If you’re looking for some bloody violence, this is the movie for you! The opening sequence alone has a higher body count than even Tarantino’s most epic movie. A woman (Sook-hee- unseen until the end of the fighting) goes into a building and hall by hall, room by room, kills every single man in the place. They’re shooting and knifing and martial arting at her, too, but she’s just a better bad-ass than any of them. And at the end she walks out covered in blood ready to be arrested by the waiting police. The next thing she knows, she wakes up in some shady off-book South Korean Intelligence agency’s secret facility, and she’s told they’re going to train her, use her for various nefarious undercover ops, and after ten years she’ll have her freedom back. Or they can kill her. She goes for option one.
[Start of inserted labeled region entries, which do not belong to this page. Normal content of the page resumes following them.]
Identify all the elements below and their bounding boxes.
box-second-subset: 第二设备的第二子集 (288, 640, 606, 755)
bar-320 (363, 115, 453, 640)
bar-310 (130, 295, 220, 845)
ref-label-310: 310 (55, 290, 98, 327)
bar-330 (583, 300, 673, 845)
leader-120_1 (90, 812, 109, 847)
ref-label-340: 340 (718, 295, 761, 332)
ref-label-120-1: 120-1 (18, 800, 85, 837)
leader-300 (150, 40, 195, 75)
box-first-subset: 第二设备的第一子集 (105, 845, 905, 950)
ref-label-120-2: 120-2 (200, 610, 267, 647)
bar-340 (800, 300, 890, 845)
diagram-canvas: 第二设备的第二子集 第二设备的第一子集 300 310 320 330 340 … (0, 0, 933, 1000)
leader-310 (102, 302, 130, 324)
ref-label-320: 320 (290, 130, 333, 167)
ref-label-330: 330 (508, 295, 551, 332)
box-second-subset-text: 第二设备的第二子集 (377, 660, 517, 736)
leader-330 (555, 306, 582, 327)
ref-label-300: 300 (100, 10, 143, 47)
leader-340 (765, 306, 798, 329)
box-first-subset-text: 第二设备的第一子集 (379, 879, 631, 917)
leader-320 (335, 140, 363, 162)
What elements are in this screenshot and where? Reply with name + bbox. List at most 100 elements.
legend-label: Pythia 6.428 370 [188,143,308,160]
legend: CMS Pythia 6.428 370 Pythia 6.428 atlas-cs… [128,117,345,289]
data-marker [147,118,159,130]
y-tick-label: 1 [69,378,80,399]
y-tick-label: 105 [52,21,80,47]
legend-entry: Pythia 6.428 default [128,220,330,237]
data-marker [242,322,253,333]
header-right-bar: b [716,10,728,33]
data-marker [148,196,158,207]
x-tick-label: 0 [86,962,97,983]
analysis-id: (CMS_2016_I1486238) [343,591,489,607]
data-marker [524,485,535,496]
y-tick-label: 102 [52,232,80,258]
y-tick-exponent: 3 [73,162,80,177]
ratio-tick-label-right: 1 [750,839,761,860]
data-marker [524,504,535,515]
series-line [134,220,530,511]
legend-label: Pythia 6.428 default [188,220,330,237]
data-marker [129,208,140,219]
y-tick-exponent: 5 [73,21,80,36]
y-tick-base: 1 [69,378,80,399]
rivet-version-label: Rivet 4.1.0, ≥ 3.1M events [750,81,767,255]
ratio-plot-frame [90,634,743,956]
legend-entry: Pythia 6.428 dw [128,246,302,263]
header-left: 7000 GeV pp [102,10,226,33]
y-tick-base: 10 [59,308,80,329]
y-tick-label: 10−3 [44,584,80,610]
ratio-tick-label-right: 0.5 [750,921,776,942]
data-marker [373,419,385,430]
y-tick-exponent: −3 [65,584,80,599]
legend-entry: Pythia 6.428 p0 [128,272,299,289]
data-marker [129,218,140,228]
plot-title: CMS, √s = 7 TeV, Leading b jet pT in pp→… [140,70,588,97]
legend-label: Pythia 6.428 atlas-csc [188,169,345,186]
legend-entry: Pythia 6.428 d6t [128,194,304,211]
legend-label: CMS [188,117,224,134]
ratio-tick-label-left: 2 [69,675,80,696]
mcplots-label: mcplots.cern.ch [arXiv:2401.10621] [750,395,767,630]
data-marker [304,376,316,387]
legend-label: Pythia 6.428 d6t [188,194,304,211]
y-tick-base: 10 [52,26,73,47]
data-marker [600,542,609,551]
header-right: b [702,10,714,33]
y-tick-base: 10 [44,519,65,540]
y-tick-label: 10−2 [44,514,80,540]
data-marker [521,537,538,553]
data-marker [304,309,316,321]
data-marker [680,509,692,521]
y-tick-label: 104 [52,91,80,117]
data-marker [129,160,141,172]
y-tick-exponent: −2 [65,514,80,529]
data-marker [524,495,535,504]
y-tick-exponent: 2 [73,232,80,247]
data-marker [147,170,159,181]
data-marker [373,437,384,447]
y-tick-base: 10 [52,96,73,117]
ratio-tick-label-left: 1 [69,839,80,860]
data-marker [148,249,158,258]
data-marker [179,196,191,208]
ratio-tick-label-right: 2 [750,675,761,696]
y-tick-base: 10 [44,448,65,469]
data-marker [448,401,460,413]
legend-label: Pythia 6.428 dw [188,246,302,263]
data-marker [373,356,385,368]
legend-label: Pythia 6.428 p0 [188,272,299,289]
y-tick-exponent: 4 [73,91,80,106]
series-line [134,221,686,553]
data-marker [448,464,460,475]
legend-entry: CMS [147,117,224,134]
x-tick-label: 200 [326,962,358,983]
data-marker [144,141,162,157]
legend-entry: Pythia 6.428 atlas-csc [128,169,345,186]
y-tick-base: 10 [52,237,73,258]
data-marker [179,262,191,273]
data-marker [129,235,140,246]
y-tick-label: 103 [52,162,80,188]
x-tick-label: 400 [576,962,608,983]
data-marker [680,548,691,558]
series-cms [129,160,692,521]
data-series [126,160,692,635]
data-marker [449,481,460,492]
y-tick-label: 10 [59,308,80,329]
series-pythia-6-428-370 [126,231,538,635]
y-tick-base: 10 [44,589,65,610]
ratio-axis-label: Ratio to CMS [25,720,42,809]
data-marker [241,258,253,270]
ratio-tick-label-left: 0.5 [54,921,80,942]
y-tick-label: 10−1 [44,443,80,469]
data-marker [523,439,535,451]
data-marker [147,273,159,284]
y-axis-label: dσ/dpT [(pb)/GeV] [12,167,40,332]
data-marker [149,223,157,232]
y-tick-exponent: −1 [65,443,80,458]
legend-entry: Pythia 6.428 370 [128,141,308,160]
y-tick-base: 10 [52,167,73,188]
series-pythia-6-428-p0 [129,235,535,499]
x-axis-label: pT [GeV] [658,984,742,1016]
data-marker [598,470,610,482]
Quickie Reviews: The Glass Castle; Wind River; The Fencer; A Taxi Driver

I’m generally a fan of (or maybe a sucker for) movies based on real people and events, so that could be why I had a pretty good week at the movies with two mainstream dramas and two foreign films. First up: The Glass Castle, based on Jeannette Walls’s best-selling memoir about her unconventional upbringing and coming to terms with the complexities of her relationship with her dysfunctional parents and remarkably normal siblings. The film features a stellar cast that includes Brie Larson (Room), Chandler Head and Ella Anderson as Jeannette (through the years), Woody Harrelson as her fundamentally flawed but occasionally well-meaning father, and Naomi Watts as her eccentric artist mother. The parents are the types to define homelessness and squatting as a ‘lifestyle choice’. I haven’t read the book, but those around me who did seemed satisfied with the way the film played out. Others, however, (while still acknowledging the strong performances) criticized the movie for glamorizing or romanticizing what they saw as dangerous, irresponsible and often cruel parenting. I thought it walked the line fairly well, in much the same way as last year’s well-received indie Captain Fantastic.

Review: Okja

In his audacious new film, Bong Joon Ho (Mother, Snowpiercer) pits a little Korean girl and her beloved super-pig against a corporate food mogul (Tilda Swinton). Okja is the name of a giant pig hybrid that little Mija (Seo-hyeon Ahn) has brought up for ten years high in the mountains of South Korea. That Okja is a GMO experiment makes no difference to her. He’s just her enormously fun pet. And in the opening scenes of the film, they do have big fun. But when the owner of the pig sends an envoy to give Mija’s grandpa a prize for best pig and decides to take Okja back to the US, Mija isn’t having it. She’s out to save her best friend. It’s wacky and the second half doesn’t entirely work, but at its heart it’s a sweet story of a girl and her super-pig.

The Handmaiden

Korean director Chan-wook Park’s (Oldboy) latest film The Handmaiden is an amazing adult thriller. It is twisty and erotic and romantic and funny and utterly surprising. And very hard to review because the many plot twists that make it so fun to watch have to be kept secret. No spoilers here. It is reminiscent of The Grifters or Sleuth with people trying to con one another from start to finish, and the audience’s assumptions proved wrong again and again. At its center is the story of a con artist The Count (Ha Jung-woo) who finds a job for one of his minions, pretty young Sookee (Tae-ri Kim), as the handmaid to a very rich and very attractive young Japanese woman Lady Hidekowith (Min-hee Kim) with the aim of his seducing and marrying her for her fortune. But needless to say, it doesn’t go exactly as planned.

Mother (Madeo)

Let me start by saying, I really liked this film. In this wonderful Korean thriller, the central character is a single Mother (never named) played with infinite layers by the amazing Hye-ja Kim. Mother works in an herb store and gives illegal acupuncture treatments on the side. As the film begins she is in her shop keeping watch on her 27-year-old son, Do-joon who is hanging out across the street with his much hipper friend Jin-tae. Do-joon is not right in the head; he is forgetful, possibly retarded, and seems to spend most of his time running around getting into trouble. In this first scene, he steps into the street and is grazed by a car, causing his friend to vow revenge on the rich guys who did it and this one moment spins out of control coloring the rest of the film.